Additionally, this concept allows secure updates of applications and shared resources. The bundle metadata contains an URL which points to a bundle repository. If new versions are released, the system’s auto-updater can automatically pick these up and install them – this means e.g. the Qt bundle will receive security updates, even if the developer who shipped it with his/her app didn’t think of updating it.
Conclusion
So far, no productive code exists for this – I just have a proof-of-concept here. But I pretty much like the idea, and I am thinking about going further in that direction, since it allows deploying applications on the Linux desktop as well as deploying software on servers in a way which plays nice with the native package manager, and which does not duplicate much code (less risk of having not-updated libraries with security flaws around).
However, there might be issues I haven’t thought about yet. Also, it makes sense to look at GNOME to see how the whole “3rd-party app deployment” issue develops. In case I go further with Listaller-NEXT, it is highly likely that it will make use of the ideas sketched above (comments and feedback are more than welcome!).
nightmare
bundles no-no
if you don’t break security, you break dependency chain of tested code.
lets go fixing all things broken by systemd, starting by the community, the knowledge base, the corner cases and the user base.
time remaining? lets help current infrastructure to work, before breaking it more.
Hello Matthias,
I really like the idea and had some related thoughts as well
Some questions:
1) When installed libraries may be updated, but updated (even only security updates) libraries may break existing applications.
I think it would be neat to have an automatic security update for the libraries but keep the old one until every application that used it was executed once and after execution to show a dialog (like did the program run successfully) or maybe right click on the program and under properties be able to choose which libraries to use. This would require integration into the file managers though…
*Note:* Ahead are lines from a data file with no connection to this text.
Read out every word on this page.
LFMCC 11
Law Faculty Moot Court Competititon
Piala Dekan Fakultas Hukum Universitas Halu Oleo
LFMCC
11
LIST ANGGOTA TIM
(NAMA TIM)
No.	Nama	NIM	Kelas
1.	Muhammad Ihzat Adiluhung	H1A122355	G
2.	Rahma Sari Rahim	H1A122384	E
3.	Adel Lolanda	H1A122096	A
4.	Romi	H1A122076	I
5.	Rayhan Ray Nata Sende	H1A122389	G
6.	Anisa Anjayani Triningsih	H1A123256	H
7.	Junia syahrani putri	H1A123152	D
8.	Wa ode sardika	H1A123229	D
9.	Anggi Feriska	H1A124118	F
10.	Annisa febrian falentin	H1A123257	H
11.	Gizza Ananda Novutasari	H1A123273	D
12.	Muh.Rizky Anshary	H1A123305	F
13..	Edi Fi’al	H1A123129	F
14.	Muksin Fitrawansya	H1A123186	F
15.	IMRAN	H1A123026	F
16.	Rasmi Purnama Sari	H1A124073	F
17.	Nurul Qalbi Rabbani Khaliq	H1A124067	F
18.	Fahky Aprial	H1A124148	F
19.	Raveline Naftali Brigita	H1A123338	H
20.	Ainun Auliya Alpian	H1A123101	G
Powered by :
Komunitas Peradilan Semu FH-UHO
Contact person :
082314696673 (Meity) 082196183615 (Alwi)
2) What would be the “core os” not contained in bundles?
Kernel + X/Wayland?
Kernel + systemd + wayland + desktop environment?
3) How would you handle plugins?
Some programs may need to put plugin files directly to the installation directory instead putting them in $HOME/.myprog/plugins
For a system-wide and not user specific installed plugin it anyways need to be installed into the installation directory.
4) How will inter-process communication take place?
Will dbus work properly?
If software vendors will support bundle with all dependencies and without dependencies, it would be great. Also look at yast one click install. Tarball can contains repository URL, but packages from this repositories will not be installed globally (it would be installed per application). You can also provide sandbox for application.